Verification of the ‘‘Tg-Δ Rule’’ in Potassium Silicate and Sodium Tungstate Glasses

Abstract

Abstract A linear relationship exists in oxide glasses between glass transition temperature (Tg) and quadrupole splitting (Δ) of Fe3+ . DTA and Mössbauer measurements of silicate and tungstate glasses yielded large slopes of 680 and 260 °C/(mm s-1) from the slope of the straight lines when Fe3+ occupied, as network former (NWF), distorted tetrahedral Si4+ and distorted octahedral W6+ sites, respectively. This linear relationship, named a ‘‘Tg - Δ rule’’, suggests that Tg is in proportion to the distortion of NWF-oxygen polyhedra and a higher activation energy is required for the fragments of glass to have a cooperative movement in the supercooled liquid state.
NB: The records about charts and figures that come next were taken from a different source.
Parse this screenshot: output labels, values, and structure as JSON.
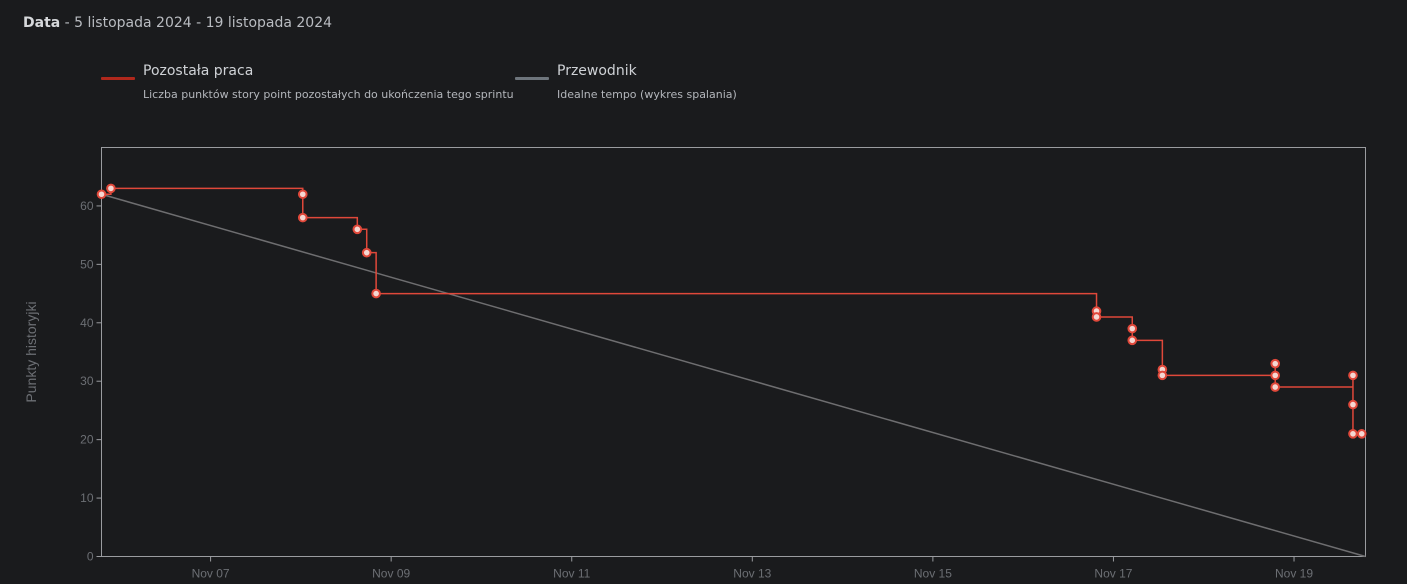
{
  "header": {
    "label": "Data",
    "separator": " - ",
    "range": "5 listopada 2024 - 19 listopada 2024"
  },
  "legend": [
    {
      "title": "Pozostała praca",
      "description": "Liczba punktów story point pozostałych do ukończenia tego sprintu",
      "color": "#b0281c"
    },
    {
      "title": "Przewodnik",
      "description": "Idealne tempo (wykres spalania)",
      "color": "#6e757c"
    }
  ],
  "chart_data": {
    "type": "line",
    "ylabel": "Punkty historyjki",
    "ylim": [
      0,
      70
    ],
    "yticks": [
      0,
      10,
      20,
      30,
      40,
      50,
      60
    ],
    "xlim": [
      "2024-11-05 19:00",
      "2024-11-19 19:00"
    ],
    "xticks": [
      {
        "date": "2024-11-07",
        "label": "Nov 07"
      },
      {
        "date": "2024-11-09",
        "label": "Nov 09"
      },
      {
        "date": "2024-11-11",
        "label": "Nov 11"
      },
      {
        "date": "2024-11-13",
        "label": "Nov 13"
      },
      {
        "date": "2024-11-15",
        "label": "Nov 15"
      },
      {
        "date": "2024-11-17",
        "label": "Nov 17"
      },
      {
        "date": "2024-11-19",
        "label": "Nov 19"
      }
    ],
    "series": [
      {
        "name": "Pozostała praca",
        "color": "#e0483a",
        "step": true,
        "points": [
          {
            "x": "2024-11-05 19:00",
            "y": 62
          },
          {
            "x": "2024-11-05 21:30",
            "y": 63
          },
          {
            "x": "2024-11-08 00:30",
            "y": 62
          },
          {
            "x": "2024-11-08 00:30",
            "y": 58
          },
          {
            "x": "2024-11-08 15:00",
            "y": 56
          },
          {
            "x": "2024-11-08 17:30",
            "y": 52
          },
          {
            "x": "2024-11-08 20:00",
            "y": 45
          },
          {
            "x": "2024-11-16 19:30",
            "y": 42
          },
          {
            "x": "2024-11-16 19:30",
            "y": 41
          },
          {
            "x": "2024-11-17 05:00",
            "y": 39
          },
          {
            "x": "2024-11-17 05:00",
            "y": 37
          },
          {
            "x": "2024-11-17 13:00",
            "y": 32
          },
          {
            "x": "2024-11-17 13:00",
            "y": 31
          },
          {
            "x": "2024-11-18 19:00",
            "y": 33
          },
          {
            "x": "2024-11-18 19:00",
            "y": 31
          },
          {
            "x": "2024-11-18 19:00",
            "y": 29
          },
          {
            "x": "2024-11-19 15:40",
            "y": 31
          },
          {
            "x": "2024-11-19 15:40",
            "y": 26
          },
          {
            "x": "2024-11-19 15:40",
            "y": 21
          },
          {
            "x": "2024-11-19 18:00",
            "y": 21
          }
        ]
      },
      {
        "name": "Przewodnik",
        "color": "#6e6e70",
        "points": [
          {
            "x": "2024-11-05 19:00",
            "y": 62
          },
          {
            "x": "2024-11-19 19:00",
            "y": 0
          }
        ]
      }
    ],
    "grid": false
  }
}
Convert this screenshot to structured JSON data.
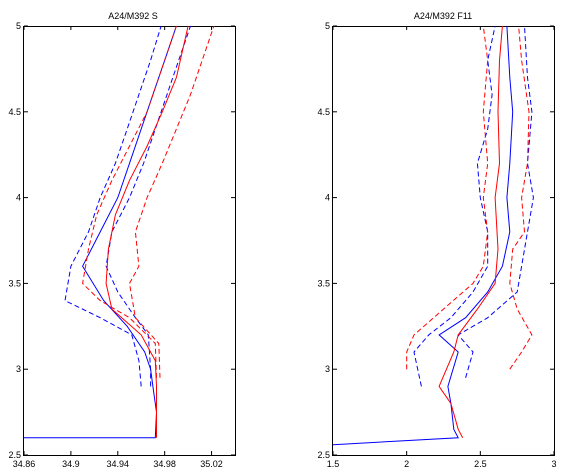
{
  "chart_data": [
    {
      "type": "line",
      "title": "A24/M392 S",
      "xlim": [
        34.86,
        35.04
      ],
      "ylim": [
        2.5,
        5
      ],
      "xticks": [
        34.86,
        34.9,
        34.94,
        34.98,
        35.02
      ],
      "xtick_labels": [
        "34.86",
        "34.9",
        "34.94",
        "34.98",
        "35.02"
      ],
      "yticks": [
        2.5,
        3,
        3.5,
        4,
        4.5,
        5
      ],
      "ytick_labels": [
        "2.5",
        "3",
        "3.5",
        "4",
        "4.5",
        "5"
      ],
      "grid": false,
      "colors": {
        "blue": "#0000ff",
        "red": "#ff0000"
      },
      "series": [
        {
          "color": "blue",
          "style": "solid",
          "points": [
            [
              34.86,
              2.6
            ],
            [
              34.972,
              2.6
            ],
            [
              34.973,
              2.75
            ],
            [
              34.97,
              2.9
            ],
            [
              34.968,
              3.0
            ],
            [
              34.963,
              3.1
            ],
            [
              34.948,
              3.25
            ],
            [
              34.928,
              3.4
            ],
            [
              34.91,
              3.6
            ],
            [
              34.925,
              3.8
            ],
            [
              34.94,
              4.0
            ],
            [
              34.95,
              4.2
            ],
            [
              34.96,
              4.4
            ],
            [
              34.97,
              4.6
            ],
            [
              34.98,
              4.8
            ],
            [
              34.99,
              5.0
            ]
          ]
        },
        {
          "color": "blue",
          "style": "dashed",
          "points": [
            [
              34.96,
              2.9
            ],
            [
              34.958,
              3.05
            ],
            [
              34.952,
              3.2
            ],
            [
              34.925,
              3.3
            ],
            [
              34.895,
              3.4
            ],
            [
              34.9,
              3.6
            ],
            [
              34.915,
              3.8
            ],
            [
              34.925,
              4.0
            ],
            [
              34.938,
              4.2
            ],
            [
              34.948,
              4.4
            ],
            [
              34.958,
              4.6
            ],
            [
              34.968,
              4.8
            ],
            [
              34.977,
              5.0
            ]
          ]
        },
        {
          "color": "blue",
          "style": "dashed",
          "points": [
            [
              34.968,
              2.9
            ],
            [
              34.968,
              3.0
            ],
            [
              34.966,
              3.2
            ],
            [
              34.955,
              3.3
            ],
            [
              34.94,
              3.45
            ],
            [
              34.93,
              3.6
            ],
            [
              34.935,
              3.8
            ],
            [
              34.95,
              4.0
            ],
            [
              34.962,
              4.2
            ],
            [
              34.972,
              4.4
            ],
            [
              34.982,
              4.6
            ],
            [
              34.992,
              4.8
            ],
            [
              35.002,
              5.0
            ]
          ]
        },
        {
          "color": "red",
          "style": "solid",
          "points": [
            [
              34.973,
              2.6
            ],
            [
              34.973,
              2.9
            ],
            [
              34.972,
              3.05
            ],
            [
              34.96,
              3.2
            ],
            [
              34.935,
              3.35
            ],
            [
              34.93,
              3.5
            ],
            [
              34.932,
              3.7
            ],
            [
              34.938,
              3.9
            ],
            [
              34.95,
              4.1
            ],
            [
              34.965,
              4.3
            ],
            [
              34.978,
              4.5
            ],
            [
              34.99,
              4.7
            ],
            [
              35.0,
              5.0
            ]
          ]
        },
        {
          "color": "red",
          "style": "dashed",
          "points": [
            [
              34.973,
              2.95
            ],
            [
              34.972,
              3.15
            ],
            [
              34.95,
              3.3
            ],
            [
              34.925,
              3.4
            ],
            [
              34.91,
              3.5
            ],
            [
              34.915,
              3.7
            ],
            [
              34.922,
              3.9
            ],
            [
              34.935,
              4.1
            ],
            [
              34.95,
              4.3
            ],
            [
              34.965,
              4.5
            ],
            [
              34.975,
              4.7
            ],
            [
              34.985,
              4.9
            ],
            [
              34.99,
              5.0
            ]
          ]
        },
        {
          "color": "red",
          "style": "dashed",
          "points": [
            [
              34.976,
              2.95
            ],
            [
              34.975,
              3.15
            ],
            [
              34.955,
              3.3
            ],
            [
              34.95,
              3.5
            ],
            [
              34.958,
              3.6
            ],
            [
              34.955,
              3.8
            ],
            [
              34.965,
              4.0
            ],
            [
              34.978,
              4.2
            ],
            [
              34.99,
              4.4
            ],
            [
              35.002,
              4.6
            ],
            [
              35.012,
              4.8
            ],
            [
              35.022,
              5.0
            ]
          ]
        }
      ]
    },
    {
      "type": "line",
      "title": "A24/M392 F11",
      "xlim": [
        1.5,
        3.0
      ],
      "ylim": [
        2.5,
        5
      ],
      "xticks": [
        1.5,
        2.0,
        2.5,
        3.0
      ],
      "xtick_labels": [
        "1.5",
        "2",
        "2.5",
        "3"
      ],
      "yticks": [
        2.5,
        3,
        3.5,
        4,
        4.5,
        5
      ],
      "ytick_labels": [
        "2.5",
        "3",
        "3.5",
        "4",
        "4.5",
        "5"
      ],
      "grid": false,
      "colors": {
        "blue": "#0000ff",
        "red": "#ff0000"
      },
      "series": [
        {
          "color": "blue",
          "style": "solid",
          "points": [
            [
              1.5,
              2.56
            ],
            [
              2.35,
              2.6
            ],
            [
              2.32,
              2.65
            ],
            [
              2.3,
              2.8
            ],
            [
              2.28,
              2.9
            ],
            [
              2.35,
              3.1
            ],
            [
              2.22,
              3.2
            ],
            [
              2.4,
              3.3
            ],
            [
              2.55,
              3.45
            ],
            [
              2.65,
              3.6
            ],
            [
              2.7,
              3.8
            ],
            [
              2.68,
              4.0
            ],
            [
              2.7,
              4.2
            ],
            [
              2.72,
              4.5
            ],
            [
              2.7,
              4.7
            ],
            [
              2.68,
              5.0
            ]
          ]
        },
        {
          "color": "blue",
          "style": "dashed",
          "points": [
            [
              2.1,
              2.9
            ],
            [
              2.05,
              3.1
            ],
            [
              2.15,
              3.2
            ],
            [
              2.3,
              3.3
            ],
            [
              2.45,
              3.45
            ],
            [
              2.55,
              3.6
            ],
            [
              2.55,
              3.8
            ],
            [
              2.5,
              4.0
            ],
            [
              2.48,
              4.2
            ],
            [
              2.55,
              4.4
            ],
            [
              2.58,
              4.6
            ],
            [
              2.55,
              4.8
            ],
            [
              2.6,
              5.0
            ]
          ]
        },
        {
          "color": "blue",
          "style": "dashed",
          "points": [
            [
              2.4,
              2.95
            ],
            [
              2.45,
              3.1
            ],
            [
              2.35,
              3.2
            ],
            [
              2.55,
              3.3
            ],
            [
              2.75,
              3.45
            ],
            [
              2.78,
              3.6
            ],
            [
              2.82,
              3.8
            ],
            [
              2.86,
              4.0
            ],
            [
              2.82,
              4.2
            ],
            [
              2.85,
              4.5
            ],
            [
              2.82,
              4.7
            ],
            [
              2.8,
              5.0
            ]
          ]
        },
        {
          "color": "red",
          "style": "solid",
          "points": [
            [
              2.38,
              2.6
            ],
            [
              2.35,
              2.65
            ],
            [
              2.3,
              2.8
            ],
            [
              2.22,
              2.9
            ],
            [
              2.32,
              3.1
            ],
            [
              2.35,
              3.2
            ],
            [
              2.48,
              3.35
            ],
            [
              2.6,
              3.5
            ],
            [
              2.62,
              3.7
            ],
            [
              2.6,
              4.0
            ],
            [
              2.63,
              4.2
            ],
            [
              2.62,
              4.5
            ],
            [
              2.63,
              4.8
            ],
            [
              2.65,
              5.0
            ]
          ]
        },
        {
          "color": "red",
          "style": "dashed",
          "points": [
            [
              2.0,
              3.0
            ],
            [
              2.0,
              3.1
            ],
            [
              2.05,
              3.2
            ],
            [
              2.25,
              3.35
            ],
            [
              2.45,
              3.5
            ],
            [
              2.52,
              3.6
            ],
            [
              2.55,
              3.8
            ],
            [
              2.52,
              4.0
            ],
            [
              2.55,
              4.2
            ],
            [
              2.52,
              4.5
            ],
            [
              2.55,
              4.8
            ],
            [
              2.52,
              5.0
            ]
          ]
        },
        {
          "color": "red",
          "style": "dashed",
          "points": [
            [
              2.7,
              3.0
            ],
            [
              2.78,
              3.1
            ],
            [
              2.85,
              3.2
            ],
            [
              2.75,
              3.35
            ],
            [
              2.7,
              3.5
            ],
            [
              2.72,
              3.7
            ],
            [
              2.8,
              3.8
            ],
            [
              2.78,
              4.0
            ],
            [
              2.82,
              4.2
            ],
            [
              2.83,
              4.5
            ],
            [
              2.78,
              4.8
            ],
            [
              2.76,
              5.0
            ]
          ]
        }
      ]
    }
  ]
}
The ‘‘Tg - Δ rule’’ was also valid in the case of potassium silicate glasses heat treated at the temperature close to Tg, indicating a distortion of SiO4 and FeO4 tetrahedra. Substitution of Fe3+ for individual NWF in silicate and tungstate glasses was confirmed from the Fourier transform infrared (FT-IR) spectra because only the absorption bands due to Si and W were respectively observed without the bands due to Fe.